Nigerian bank customers are set to face increased costs on digital transactions as a new 7.5% Value Added Tax (VAT) on service fees for mobile and USSD banking comes into effect. The new levy, scheduled to begin on January 19, 2026, will be applied in addition to the existing N50 stamp duty on electronic transfers of N10,000 and above.

Expert Insight on the New Banking Levy

Financial analyst Gilbert Ayoola has provided clarity on the impending charges, explaining that the VAT will be levied solely on the transaction fees imposed by banks, not on the principal amount being transferred. Ayoola, who chairs the Ibadan Zone Shareholders' Association, stated that this move signifies stricter adherence to federal tax laws and aligns with the government's push to boost revenue generation.

"Banks' implementation of VAT on digital transactions reflects stricter compliance with federal tax regulations and increased alignment with the government's revenue mobilisation drive," Ayoola noted. He added that as digital banking becomes the primary channel for financial activities, regulators are intensifying efforts to ensure all taxable services within the sector are properly captured.

How the New Charges Will Work for Customers

The new tax regime will create a layered cost structure for users. When conducting a mobile or USSD transfer, customers will pay:

  • The standard bank transaction fee.
  • A 7.5% VAT calculated on that transaction fee.
  • The statutory N50 stamp duty for any electronic transfer of N10,000 or more.

Ayoola emphasized that this combined effect means everyday banking will become more expensive, with the VAT applying directly to the cost of using the banking service itself.

Expected Impact on Users and the Economy

The expert warned that the burden of these additional costs will likely be felt most acutely by low- and middle-income earners, small businesses, and informal traders. These groups often rely heavily on USSD banking due to limited access to smartphones or stable internet connectivity.

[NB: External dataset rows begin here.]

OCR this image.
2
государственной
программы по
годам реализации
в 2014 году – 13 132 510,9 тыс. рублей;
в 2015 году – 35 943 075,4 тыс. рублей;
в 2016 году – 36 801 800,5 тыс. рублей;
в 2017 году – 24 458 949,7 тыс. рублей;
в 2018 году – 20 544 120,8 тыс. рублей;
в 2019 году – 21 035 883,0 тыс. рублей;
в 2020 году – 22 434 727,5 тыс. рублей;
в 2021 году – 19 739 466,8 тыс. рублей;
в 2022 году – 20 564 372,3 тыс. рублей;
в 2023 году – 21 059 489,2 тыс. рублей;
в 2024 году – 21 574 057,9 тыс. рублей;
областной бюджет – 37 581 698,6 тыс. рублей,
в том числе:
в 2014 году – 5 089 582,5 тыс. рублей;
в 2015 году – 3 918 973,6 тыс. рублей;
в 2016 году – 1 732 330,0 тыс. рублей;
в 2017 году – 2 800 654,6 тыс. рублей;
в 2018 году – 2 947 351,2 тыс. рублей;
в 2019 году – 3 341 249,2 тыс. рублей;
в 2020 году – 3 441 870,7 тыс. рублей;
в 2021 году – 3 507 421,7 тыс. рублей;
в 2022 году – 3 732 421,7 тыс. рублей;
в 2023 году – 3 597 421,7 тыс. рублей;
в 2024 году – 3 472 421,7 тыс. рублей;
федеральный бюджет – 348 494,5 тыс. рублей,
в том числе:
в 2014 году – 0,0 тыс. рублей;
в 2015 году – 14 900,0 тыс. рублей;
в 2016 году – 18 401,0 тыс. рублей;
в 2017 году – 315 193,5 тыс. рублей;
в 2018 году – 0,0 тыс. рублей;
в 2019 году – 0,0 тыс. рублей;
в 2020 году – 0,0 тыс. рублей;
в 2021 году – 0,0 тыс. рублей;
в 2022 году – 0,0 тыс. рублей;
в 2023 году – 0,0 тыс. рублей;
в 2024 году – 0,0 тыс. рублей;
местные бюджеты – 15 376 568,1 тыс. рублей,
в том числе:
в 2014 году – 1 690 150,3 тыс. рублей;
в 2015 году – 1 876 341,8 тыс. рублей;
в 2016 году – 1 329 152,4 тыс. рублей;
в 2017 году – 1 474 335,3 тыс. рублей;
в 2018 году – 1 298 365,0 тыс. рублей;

"Frequent small-value transfers could cumulatively become more expensive, prompting some users to consolidate transfers, reduce transaction frequency, or explore alternative payment channels," Ayoola explained.

However, he also suggested that the increased cost could drive innovation within the financial sector, potentially leading banks and fintech companies to develop lower-cost channels or bundled service packages to retain their customer base. From a broader economic perspective, Ayoola noted that taxing the rapidly growing digital banking ecosystem helps modernize the tax framework and strengthens non-oil revenue, which is a key priority for the government.

The change follows amendments under the Nigeria Tax Act 2025, which replaced the previous Electronic Money Transfer Levy (EMTL) with a stamp duty charge. The real-world impact was highlighted when Lere Olayinka, an aide to the FCT Minister, shared that a routine transfer of N80,000 incurred a total deduction of N53.75 under the new rules.